MHD simulations of Europa’s interaction with the jovian magnetosphere: insights from the Juno flyby

Europa, the smallest of the Galilean moons, is embedded within Jupiter’s magnetosphere where a rapidly flowing plasma interacts electromagnetically with the moon’s atmosphere and its surface. The magnetic field in the plasma is also affected by Europa’s induced magnetic field in a subsurface conducting layer. On September 29^th, 2022 the Juno spacecraft flew by the vicinity of Europa at a distance of ~350 km, and it provided the first in-situ observations since Galileo’s last pass on January 3^rd, 2000.

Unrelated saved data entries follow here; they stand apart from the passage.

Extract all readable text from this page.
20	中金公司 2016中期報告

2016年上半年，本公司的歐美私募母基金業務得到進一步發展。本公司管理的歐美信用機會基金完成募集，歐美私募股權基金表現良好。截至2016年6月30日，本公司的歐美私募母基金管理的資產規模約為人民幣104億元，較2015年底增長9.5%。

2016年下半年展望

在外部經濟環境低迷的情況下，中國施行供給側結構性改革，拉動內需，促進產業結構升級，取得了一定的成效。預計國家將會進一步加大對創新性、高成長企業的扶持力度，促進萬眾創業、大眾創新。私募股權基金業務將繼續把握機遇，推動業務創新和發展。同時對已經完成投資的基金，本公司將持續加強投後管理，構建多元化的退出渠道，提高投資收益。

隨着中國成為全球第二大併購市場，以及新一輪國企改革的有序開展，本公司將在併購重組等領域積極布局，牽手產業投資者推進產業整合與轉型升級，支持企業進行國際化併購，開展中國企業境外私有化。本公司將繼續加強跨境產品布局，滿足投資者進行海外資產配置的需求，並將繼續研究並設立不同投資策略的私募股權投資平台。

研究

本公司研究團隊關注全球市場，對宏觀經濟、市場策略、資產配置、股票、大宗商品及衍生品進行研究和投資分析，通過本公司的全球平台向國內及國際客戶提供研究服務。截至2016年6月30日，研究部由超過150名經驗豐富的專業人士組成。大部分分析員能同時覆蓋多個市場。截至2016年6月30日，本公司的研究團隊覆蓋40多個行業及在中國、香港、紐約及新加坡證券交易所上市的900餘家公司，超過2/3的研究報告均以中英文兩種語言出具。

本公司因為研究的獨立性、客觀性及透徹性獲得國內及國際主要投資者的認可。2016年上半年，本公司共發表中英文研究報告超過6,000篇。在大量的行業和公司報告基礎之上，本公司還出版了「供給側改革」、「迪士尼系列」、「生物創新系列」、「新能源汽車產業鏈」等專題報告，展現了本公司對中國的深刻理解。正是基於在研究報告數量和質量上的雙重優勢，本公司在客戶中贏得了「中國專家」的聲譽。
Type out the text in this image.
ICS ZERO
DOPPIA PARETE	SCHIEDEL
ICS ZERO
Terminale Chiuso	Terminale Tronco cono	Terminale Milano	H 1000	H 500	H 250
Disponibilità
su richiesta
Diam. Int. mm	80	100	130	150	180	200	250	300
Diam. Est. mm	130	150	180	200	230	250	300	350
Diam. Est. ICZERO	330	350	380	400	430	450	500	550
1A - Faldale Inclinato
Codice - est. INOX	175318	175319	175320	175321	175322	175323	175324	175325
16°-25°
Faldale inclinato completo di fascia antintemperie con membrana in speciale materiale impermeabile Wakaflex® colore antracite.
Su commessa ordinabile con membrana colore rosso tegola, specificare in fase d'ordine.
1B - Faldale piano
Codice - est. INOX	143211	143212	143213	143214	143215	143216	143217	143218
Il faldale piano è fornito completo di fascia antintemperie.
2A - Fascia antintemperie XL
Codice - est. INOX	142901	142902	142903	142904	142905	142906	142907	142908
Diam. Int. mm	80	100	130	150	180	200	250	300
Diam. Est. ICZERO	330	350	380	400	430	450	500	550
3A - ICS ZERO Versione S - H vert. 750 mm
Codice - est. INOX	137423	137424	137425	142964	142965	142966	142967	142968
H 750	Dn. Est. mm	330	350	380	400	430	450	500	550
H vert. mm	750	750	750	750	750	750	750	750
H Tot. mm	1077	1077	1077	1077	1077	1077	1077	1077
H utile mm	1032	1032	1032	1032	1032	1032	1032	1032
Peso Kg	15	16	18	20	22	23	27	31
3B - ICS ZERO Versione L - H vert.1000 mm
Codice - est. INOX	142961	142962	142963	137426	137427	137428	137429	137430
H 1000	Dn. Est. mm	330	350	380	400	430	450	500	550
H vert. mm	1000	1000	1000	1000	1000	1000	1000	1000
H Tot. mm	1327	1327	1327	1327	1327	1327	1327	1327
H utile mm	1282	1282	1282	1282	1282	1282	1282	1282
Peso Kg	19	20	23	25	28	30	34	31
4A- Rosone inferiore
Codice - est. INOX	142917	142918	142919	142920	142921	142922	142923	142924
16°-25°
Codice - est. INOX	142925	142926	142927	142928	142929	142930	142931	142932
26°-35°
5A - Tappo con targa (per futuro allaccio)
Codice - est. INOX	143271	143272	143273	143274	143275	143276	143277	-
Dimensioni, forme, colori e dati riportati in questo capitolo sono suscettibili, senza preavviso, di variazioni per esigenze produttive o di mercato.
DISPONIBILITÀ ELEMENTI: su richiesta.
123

In this work, we model the large scale interaction of Jupiter’s magnetospheric plasma with Europa and its atmosphere for the conditions of the Juno flyby. We apply the single fluid MHD PLUTO code based on Mignone et al., [2007], and also employed by Duling et al. [2022] to describe Ganymede’s plasma interaction. Our model accounts for ion-neutral collisions, electron impact ionization, dissociative recombination, and electromagnetic induction in a subsurface water ocean. In particular, we prescribe Europa’s O₂ atmosphere with a number of analytical models in which we consider several degrees of asymmetry. Furthermore, we include a tracer description in the model and solve advection equations for the production of the water-group pickup ions H⁺ and H₂⁺. The simulation results are compared with in-situ measurements provided by the magnetometer and the JADE instrument onboard the Juno spacecraft. Our study is used to further constrain properties of the moon’s atmosphere and to quantify the effects of their variability on the plasma interaction.